The Wi-Fi Link 5000 chip that's part of Intel's newly launched Centrino 2 platform doesn't appear to like security keys that comprise a stack of zeros. That's the conclusion drawn by writer Frank Ohlhorst, who's been testing a pair of Centrino laptops and found they wouldn't talk to access points from different vendors …
The Good News is that if that's the only bug, then Intel has done pretty good.
The Bad News is that, in Software Testing, the all zero's case is called a Boundary Condition and is a necessary test in any test effort. If there's one place no bug should be found it would be there. The fact a bug is found there makes me worry what else may have slipped through the cracks.
Robb Topolski
disclosure: I am a former Intel employee and a software testing professional. I hold Intel in high regard but I am not beholden to them. I speak for myself.
Indeed sir, the most cursory and superficial test data should easily have uncovered this "oversight". As an ex-Cobol programmer I recall with delight those fun-filled afternoons when people would ask me to provide them with a file of test data to check the strength and security of their new modules.

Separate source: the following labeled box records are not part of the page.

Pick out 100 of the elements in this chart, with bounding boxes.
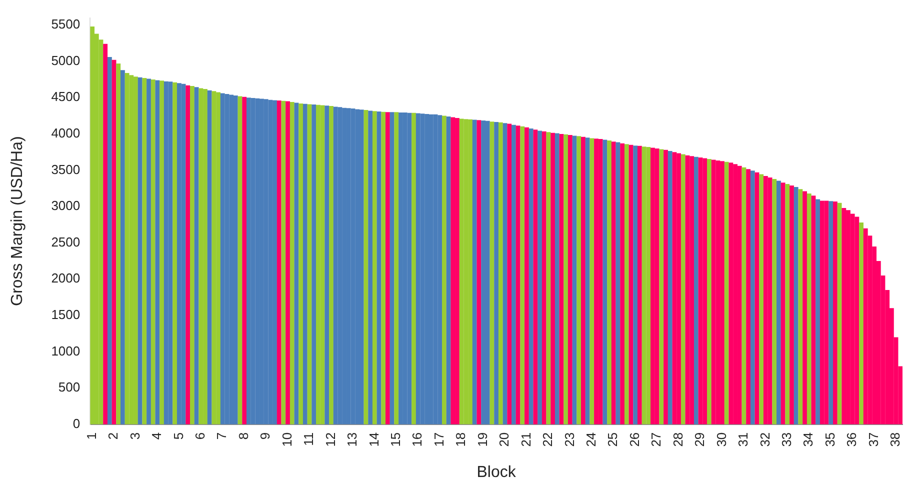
bar bbox=[207, 90, 212, 424]
bar bbox=[568, 135, 572, 424]
x-tick-label: 32 bbox=[757, 432, 772, 447]
y-tick-label: 3000 bbox=[51, 198, 80, 214]
bar bbox=[298, 103, 304, 424]
bar bbox=[633, 146, 638, 424]
bar bbox=[611, 142, 616, 424]
bar bbox=[333, 106, 338, 424]
y-tick-label: 5000 bbox=[51, 52, 80, 68]
bar bbox=[286, 101, 290, 424]
x-tick-label: 20 bbox=[496, 432, 512, 447]
bar bbox=[390, 112, 394, 424]
bar bbox=[224, 94, 230, 424]
x-tick-label: 28 bbox=[670, 432, 686, 447]
bar bbox=[402, 112, 408, 424]
bar bbox=[329, 106, 334, 424]
x-tick-label: 29 bbox=[692, 432, 708, 447]
bar bbox=[802, 191, 807, 424]
bar bbox=[346, 108, 351, 424]
y-tick-label: 2500 bbox=[51, 234, 80, 250]
bar bbox=[524, 127, 529, 424]
bar bbox=[637, 146, 642, 424]
bar bbox=[711, 160, 716, 424]
bar bbox=[302, 104, 308, 424]
bar bbox=[590, 138, 594, 424]
bar bbox=[186, 85, 190, 424]
bar bbox=[837, 202, 842, 424]
bar bbox=[564, 134, 568, 424]
bar bbox=[446, 116, 451, 424]
bar bbox=[811, 196, 816, 424]
bar bbox=[428, 114, 434, 424]
bar bbox=[654, 148, 660, 424]
bar bbox=[290, 102, 294, 424]
bar bbox=[416, 113, 420, 424]
bar bbox=[124, 72, 130, 424]
bar bbox=[750, 170, 755, 424]
bar bbox=[498, 122, 503, 424]
bar bbox=[785, 184, 790, 424]
bar bbox=[238, 96, 242, 424]
bar bbox=[194, 87, 199, 424]
bar bbox=[528, 128, 534, 424]
bar bbox=[476, 120, 482, 424]
bar bbox=[190, 86, 194, 424]
x-tick-label: 11 bbox=[301, 432, 316, 446]
bar bbox=[420, 114, 425, 424]
bar bbox=[316, 104, 320, 424]
bar bbox=[394, 112, 399, 424]
x-tick-label: 35 bbox=[822, 432, 838, 447]
bar bbox=[459, 118, 464, 424]
x-tick-label: 30 bbox=[714, 432, 729, 447]
x-tick-label: 27 bbox=[648, 432, 664, 447]
bar bbox=[624, 144, 629, 424]
bar bbox=[276, 100, 282, 424]
bar bbox=[264, 99, 268, 424]
bar bbox=[780, 182, 786, 424]
x-axis-title: Block bbox=[476, 464, 517, 481]
bar bbox=[554, 133, 560, 424]
bar bbox=[386, 112, 390, 424]
bar bbox=[768, 178, 772, 424]
x-tick-label: 23 bbox=[562, 432, 577, 447]
bar bbox=[268, 100, 273, 424]
bar bbox=[742, 167, 746, 424]
x-tick-label: 37 bbox=[866, 432, 881, 447]
bar bbox=[680, 154, 686, 424]
bar bbox=[181, 84, 186, 424]
bar bbox=[672, 152, 677, 424]
y-tick-label: 500 bbox=[58, 380, 80, 395]
x-tick-label: 21 bbox=[518, 432, 534, 447]
x-tick-label: 6 bbox=[192, 432, 208, 440]
bar bbox=[490, 122, 494, 424]
bar bbox=[242, 96, 247, 424]
bar bbox=[155, 80, 160, 424]
x-tick-label: 1 bbox=[84, 432, 99, 440]
bar bbox=[116, 64, 121, 424]
x-tick-label: 2 bbox=[106, 432, 121, 440]
bar bbox=[142, 78, 147, 424]
bar bbox=[129, 75, 134, 424]
bar bbox=[754, 172, 760, 424]
bar bbox=[168, 82, 173, 424]
bar bbox=[559, 134, 564, 424]
bar bbox=[668, 151, 672, 424]
bar bbox=[485, 120, 490, 424]
bar bbox=[706, 159, 712, 424]
bar bbox=[464, 119, 468, 424]
x-tick-label: 12 bbox=[322, 432, 338, 447]
bar bbox=[854, 216, 860, 424]
y-axis-title: Gross Margin (USD/Ha) bbox=[9, 136, 26, 306]
bar bbox=[176, 83, 182, 424]
bar bbox=[642, 146, 646, 424]
bar bbox=[233, 95, 238, 424]
bar bbox=[602, 140, 608, 424]
bar bbox=[724, 162, 729, 424]
x-tick-label: 33 bbox=[778, 432, 794, 447]
bar bbox=[229, 94, 234, 424]
bar bbox=[502, 123, 508, 424]
x-tick-label: 7 bbox=[214, 432, 230, 440]
bar bbox=[728, 162, 734, 424]
y-tick-label: 1000 bbox=[51, 343, 80, 358]
bar bbox=[772, 178, 777, 424]
bar bbox=[863, 228, 868, 424]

Why me? Because I had a knack of breaking things... I always inserted control keys, functions, illogical times, tabs, keyboard commands (like ctrl-v or pgdn), zero length and zero content (escape, delete etc), lines of zeroes, lines of spaces, alt key plus digits, multiple inputs, punctuation (commas, exclamations, pipes etc), wrong character lengths and some interesting entries from the full ASCII character set within the test file. If it passed that lot, it tended to work fairly well - even if the calculation was pants.